Boundless Energy

La Jolla Playhouse brings its Without Walls Festival back for an encore

In a playhouse, actors take the stage, the curtain goes up and the show begins. At the end, the actors bow to applause and the audience goes home. It’s a simple, time-honored ritual.

This month, La Jolla Play-house spins tradition on its head when it presents its second, now biennial, Without Walls Festival. The three-day event (Oct. 9-11) encompasses more than 20 performances, with simultaneous productions in various locations around the University of California, San Diego/playhouse area.

“There will be a shuttle running, and nothing is more than a 15-minute drive away,” says Marike Fitzgerald, the festival’s associate producer. “Our goal is that people can park their car and see several performances in a day. They can walk to most of them.”

San Diego-based City Opera’s Queen of Carthage takes place in a grove of trees at Scripps Institute of Oceanography. Two other productions occur in parking lots — inside cars. Other programs will take place in a garden behind the playhouse and in the garage of a residence across the street.

“Several pieces are being staged at sites that are part of the [UCSD] Stuart Collection, using architecture and artwork in interesting ways that inform the pieces,” Marike says. La Jolla Playhouse created its Without Walls initiative in 2009 to “venture beyond the physical confines” of the theater. The festival cam from a combination of individual immersive, site-specific presentations (including this year’s The Grift at the Lafayette Hotel) and playhouse staff members attending similar festivals throughout the country.

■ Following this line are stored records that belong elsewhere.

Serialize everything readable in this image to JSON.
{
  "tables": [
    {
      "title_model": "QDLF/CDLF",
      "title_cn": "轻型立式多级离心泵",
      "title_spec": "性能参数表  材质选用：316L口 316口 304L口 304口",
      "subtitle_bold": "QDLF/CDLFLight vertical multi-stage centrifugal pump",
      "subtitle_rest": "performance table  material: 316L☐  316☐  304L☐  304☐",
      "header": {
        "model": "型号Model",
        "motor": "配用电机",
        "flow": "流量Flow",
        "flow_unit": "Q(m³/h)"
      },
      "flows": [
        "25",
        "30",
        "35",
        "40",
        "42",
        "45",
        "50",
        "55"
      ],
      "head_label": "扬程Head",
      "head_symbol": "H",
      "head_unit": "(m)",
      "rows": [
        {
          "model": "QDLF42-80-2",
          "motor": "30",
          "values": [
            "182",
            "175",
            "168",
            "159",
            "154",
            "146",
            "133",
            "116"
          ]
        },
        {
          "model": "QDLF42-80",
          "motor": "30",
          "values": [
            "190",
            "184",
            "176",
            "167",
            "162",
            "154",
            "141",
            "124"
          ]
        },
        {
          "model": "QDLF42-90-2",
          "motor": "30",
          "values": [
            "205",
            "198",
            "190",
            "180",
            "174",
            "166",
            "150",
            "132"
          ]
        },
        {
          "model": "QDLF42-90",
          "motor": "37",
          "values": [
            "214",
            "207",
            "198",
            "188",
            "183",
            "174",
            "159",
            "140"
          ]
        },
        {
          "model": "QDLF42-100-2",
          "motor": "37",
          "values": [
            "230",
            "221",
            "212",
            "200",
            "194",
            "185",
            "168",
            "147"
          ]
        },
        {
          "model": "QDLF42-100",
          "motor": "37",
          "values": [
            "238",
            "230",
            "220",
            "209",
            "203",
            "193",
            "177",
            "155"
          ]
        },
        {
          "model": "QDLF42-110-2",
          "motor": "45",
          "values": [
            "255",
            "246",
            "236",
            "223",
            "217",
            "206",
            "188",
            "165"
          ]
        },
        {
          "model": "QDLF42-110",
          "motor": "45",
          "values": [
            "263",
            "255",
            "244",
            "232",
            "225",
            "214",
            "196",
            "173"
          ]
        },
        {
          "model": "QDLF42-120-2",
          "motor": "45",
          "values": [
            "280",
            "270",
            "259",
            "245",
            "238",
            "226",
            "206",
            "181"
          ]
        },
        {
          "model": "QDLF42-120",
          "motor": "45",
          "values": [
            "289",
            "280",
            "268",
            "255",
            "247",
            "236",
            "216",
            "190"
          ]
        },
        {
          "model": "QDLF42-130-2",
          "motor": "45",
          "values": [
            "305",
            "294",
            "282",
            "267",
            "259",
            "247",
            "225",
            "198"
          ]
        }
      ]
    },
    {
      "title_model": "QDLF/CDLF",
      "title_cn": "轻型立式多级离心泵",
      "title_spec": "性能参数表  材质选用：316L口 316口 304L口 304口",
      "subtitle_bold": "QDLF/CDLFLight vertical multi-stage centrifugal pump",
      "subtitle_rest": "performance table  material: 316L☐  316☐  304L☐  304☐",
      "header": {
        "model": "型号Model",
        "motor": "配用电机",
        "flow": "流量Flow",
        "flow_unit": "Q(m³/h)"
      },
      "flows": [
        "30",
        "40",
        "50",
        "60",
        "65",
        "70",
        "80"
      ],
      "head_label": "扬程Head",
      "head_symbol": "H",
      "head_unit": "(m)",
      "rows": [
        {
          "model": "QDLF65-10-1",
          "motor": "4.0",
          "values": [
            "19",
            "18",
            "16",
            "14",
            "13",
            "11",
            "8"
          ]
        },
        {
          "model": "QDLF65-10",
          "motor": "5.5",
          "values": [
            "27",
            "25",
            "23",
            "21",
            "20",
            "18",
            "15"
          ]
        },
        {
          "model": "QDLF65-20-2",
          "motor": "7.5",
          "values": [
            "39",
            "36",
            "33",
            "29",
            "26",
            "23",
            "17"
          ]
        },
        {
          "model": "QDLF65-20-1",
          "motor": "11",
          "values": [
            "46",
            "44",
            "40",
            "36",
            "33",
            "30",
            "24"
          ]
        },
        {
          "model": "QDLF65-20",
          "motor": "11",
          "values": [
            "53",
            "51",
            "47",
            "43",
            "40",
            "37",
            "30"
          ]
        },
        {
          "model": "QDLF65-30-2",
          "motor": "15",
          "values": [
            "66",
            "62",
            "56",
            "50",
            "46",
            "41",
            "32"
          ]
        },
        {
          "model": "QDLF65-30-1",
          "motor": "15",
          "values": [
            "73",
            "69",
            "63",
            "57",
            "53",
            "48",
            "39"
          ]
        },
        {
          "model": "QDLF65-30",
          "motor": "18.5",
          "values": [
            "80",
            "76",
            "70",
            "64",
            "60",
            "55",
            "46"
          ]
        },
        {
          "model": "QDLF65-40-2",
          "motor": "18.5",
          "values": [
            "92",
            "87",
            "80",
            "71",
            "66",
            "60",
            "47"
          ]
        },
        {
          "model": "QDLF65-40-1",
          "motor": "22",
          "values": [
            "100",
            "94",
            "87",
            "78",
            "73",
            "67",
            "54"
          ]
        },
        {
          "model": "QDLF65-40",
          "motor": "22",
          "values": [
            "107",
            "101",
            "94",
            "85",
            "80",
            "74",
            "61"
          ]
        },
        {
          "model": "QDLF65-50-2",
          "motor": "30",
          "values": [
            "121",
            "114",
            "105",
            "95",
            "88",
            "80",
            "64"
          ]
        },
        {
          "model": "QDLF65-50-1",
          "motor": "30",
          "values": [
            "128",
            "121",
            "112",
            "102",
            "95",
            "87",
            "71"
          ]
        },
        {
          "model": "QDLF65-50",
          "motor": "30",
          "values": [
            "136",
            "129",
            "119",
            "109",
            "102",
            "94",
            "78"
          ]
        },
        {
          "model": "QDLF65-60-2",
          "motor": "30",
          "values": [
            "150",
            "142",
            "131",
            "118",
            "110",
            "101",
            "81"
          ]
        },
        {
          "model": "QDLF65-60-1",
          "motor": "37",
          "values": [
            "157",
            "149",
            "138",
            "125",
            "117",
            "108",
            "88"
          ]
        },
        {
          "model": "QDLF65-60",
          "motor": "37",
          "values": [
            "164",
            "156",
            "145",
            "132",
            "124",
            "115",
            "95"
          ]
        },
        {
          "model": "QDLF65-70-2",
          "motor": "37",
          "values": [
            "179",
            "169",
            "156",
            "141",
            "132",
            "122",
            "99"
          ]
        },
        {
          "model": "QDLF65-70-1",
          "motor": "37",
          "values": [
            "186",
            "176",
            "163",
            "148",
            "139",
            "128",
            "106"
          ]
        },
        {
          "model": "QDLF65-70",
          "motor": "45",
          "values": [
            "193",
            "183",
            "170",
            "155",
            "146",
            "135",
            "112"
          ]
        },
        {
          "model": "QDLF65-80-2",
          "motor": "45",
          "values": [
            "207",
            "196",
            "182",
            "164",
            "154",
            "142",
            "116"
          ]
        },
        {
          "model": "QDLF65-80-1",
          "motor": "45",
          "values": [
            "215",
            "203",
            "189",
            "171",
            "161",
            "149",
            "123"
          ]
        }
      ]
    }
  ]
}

“We sent out a request for proposals, asking applicants, ‘Describe your project, the site you have in mind and how your piece interacts with the site and with the audience,’” Marike says. After determin-ing the feasibility of projects, they invited applicants in for interviews.

“Then we had to get per-mission for sites they had selected,” Marike says. “Some are on the UCSD campus, so we had to go to various depart-ments that had control over those areas. In some cases, the answer was not ‘yes,’ so we had to go back to the artists to select other locations.”

In addition to reviewing submissions, La Jolla Playhouse extended offers to artists with whom they have had relation-ships, those whose work they saw at a conference or another festival, and artists “with a reputation for doing really exciting work that we have seen,” Marike says. “It’s about getting to know who’s out there, who’s doing exciting work and what pieces fit with our vision and with the whole festival.”

Coordinating multiple, simultaneous and independently produced pieces could be considered daunting, but La Jolla Playhouse has the system in check. “The weekend of the festival, it’s all hands on deck for playhouse staff,” Marike says. “There are many partners that are producing work. They are responsible for their own pieces. We say to them, ‘Here’s your site. Here’s what you need to know. Here’s your point of contact at the playhouse.’ But they have autonomy over their projects. It enables us to ‘umbrella’ quite a bit more shows, because we do not have to focus on the specific logistics of each piece. The most important thing is making sure they have a clear line of communication to people at the play-house, and we continue to check in with them.”

The area that La Jolla Playhouse will assume direct control over is in front of its building: the Festival Village that will be open during performance hours.

“We’ll be taking over all the available space — basically anything that is not the fire lane,” Marike says. “It will be a hub of activity. In between shows, you can come back to the village, get food, listen to music and do interactive art. Even if a performance is sold out, there will be something to do for which you don’t need a ticket.”

The festival is not intended as a revenue generator, and the most expensive tickets will cost less than $30. “It’s not income sustaining at all,” Marike says. “It is just a wonderful opportunity to put on great art and showcase what we do.
“It is part of who La Jolla Playhouse is, and we are committed to it.”